By Dana Quell
Today, an ambulance rushes on the highway, sirens wailing, as it carries a man close to death to a hospital, where he might possibly be persuaded to stay in this reality for just a little while longer. The paramedics with him are experienced enough to know that this will not be possible for much more time; he will be D.O.A. if he can not receive more sophisticated care at a better equipped facility. The driver of the ambulance is impatient, as none of the cars in front of him seem eager to move out of their way, despite the flashing lights and the noise that the ambulance rides with.
The road this ambulance takes winds its way out of the heart of town and into the more rural area where farmers try to win their livings with soil as infertile as sand and where wild animals roam, unable to distinguish man's pavement from nature's preserve, and, subsequently become nourishment for the crows. This road is also home to one single residence -- this is the house of David Broeder.
It can hardly be called a house, as it is merely sticks piled up to support a leaky roof of this and that. He could fix it, make it look nicer, but he never has bothered to before. He has always been too busy with his work.
He is a writer. Inside his house are two wall shelves supporting the weight of nearly half a dozen of his books.
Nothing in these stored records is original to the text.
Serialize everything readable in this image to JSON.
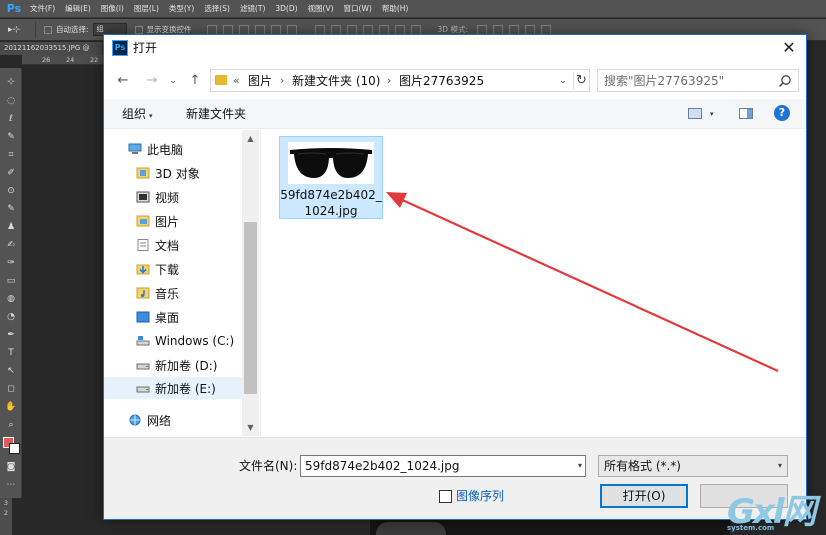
{
  "photoshop": {
    "logo": "Ps",
    "menu": [
      "文件(F)",
      "编辑(E)",
      "图像(I)",
      "图层(L)",
      "类型(Y)",
      "选择(S)",
      "滤镜(T)",
      "3D(D)",
      "视图(V)",
      "窗口(W)",
      "帮助(H)"
    ],
    "options": {
      "tool_glyph": "▸⊹",
      "auto_select_label": "自动选择:",
      "auto_select_value": "组",
      "show_transform_label": "显示变换控件",
      "mode_3d_label": "3D 模式:"
    },
    "doc_tab": "20121162033515.JPG @",
    "ruler_numbers": [
      "26",
      "24",
      "22"
    ],
    "vruler_numbers": [
      "3",
      "2"
    ],
    "tool_glyphs": [
      "⊹",
      "◌",
      "ℓ",
      "✎",
      "⌗",
      "✐",
      "⊙",
      "✎",
      "♟",
      "✍",
      "✑",
      "▭",
      "◍",
      "◔",
      "✒",
      "T",
      "↖",
      "◻",
      "✋",
      "⌕",
      "⋯"
    ],
    "foreground_color": "#e05a5a",
    "background_color": "#ffffff"
  },
  "dialog": {
    "icon_label": "Ps",
    "title": "打开",
    "close_icon": "✕",
    "nav": {
      "back_icon": "←",
      "forward_icon": "→",
      "recent_icon": "⌄",
      "up_icon": "↑"
    },
    "address": {
      "overflow": "«",
      "segments": [
        "图片",
        "新建文件夹 (10)",
        "图片27763925"
      ],
      "separator": "›",
      "dropdown_icon": "⌄",
      "refresh_icon": "↻"
    },
    "search_placeholder": "搜索\"图片27763925\"",
    "commands": {
      "organize": "组织",
      "organize_arrow": "▾",
      "new_folder": "新建文件夹",
      "view_arrow": "▾",
      "help": "?"
    },
    "tree": [
      {
        "label": "此电脑",
        "icon": "computer-icon"
      },
      {
        "label": "3D 对象",
        "icon": "3d-objects-icon"
      },
      {
        "label": "视频",
        "icon": "video-icon"
      },
      {
        "label": "图片",
        "icon": "pictures-icon"
      },
      {
        "label": "文档",
        "icon": "documents-icon"
      },
      {
        "label": "下载",
        "icon": "download-icon"
      },
      {
        "label": "音乐",
        "icon": "music-icon"
      },
      {
        "label": "桌面",
        "icon": "desktop-icon"
      },
      {
        "label": "Windows (C:)",
        "icon": "drive-c-icon"
      },
      {
        "label": "新加卷 (D:)",
        "icon": "drive-icon"
      },
      {
        "label": "新加卷 (E:)",
        "icon": "drive-icon"
      },
      {
        "label": "网络",
        "icon": "network-icon"
      }
    ],
    "scroll": {
      "up": "▲",
      "down": "▼"
    },
    "file": {
      "name": "59fd874e2b402_1024.jpg",
      "thumbnail": "sunglasses-thumbnail"
    },
    "bottom": {
      "filename_label": "文件名(N):",
      "filename_value": "59fd874e2b402_1024.jpg",
      "filename_drop": "▾",
      "filetype_value": "所有格式 (*.*)",
      "filetype_drop": "▾",
      "image_sequence_label": "图像序列",
      "open_button": "打开(O)",
      "cancel_button": ""
    }
  },
  "annotation": {
    "arrow_color": "#e03a3a"
  },
  "watermark": {
    "big": "Gxl网",
    "small": "system.com"
  }
}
He writes horror, things that make his readers paranoid with fear and queasy with revulsion. "Too real," his critics rant, their only negative remarks. His grammar is flawless, as his editor always points out, and his plotlines are always suspenseful, full of depth and raw human emotion. But "too real" -- some of his readers are always left wondering exactly how he is able, every single time, to get inside a monster's head so fully, to describe some of the more gruesome scenes in every gory detail.
They shouldn't wonder. After all
He is a writer, and all the books around him are extensions of him, bits of his present-then, little pieces of his soul that have been captured like dead butterflies and preserved for all ever afters. He markets them as fiction; it is only he who knows the truth.
And the truth today is the blare of the sirens as they rush past his little shack on the highway out of town, off to try and save someone from a fire or an accident or a madman just so the man being rescued can later kill himself or have his unfortunate life prolonged by machinery, those cold metallic slaves of the human race and their ideas and ideals of technology and time.
The truth today is nothing but a lie he lives now.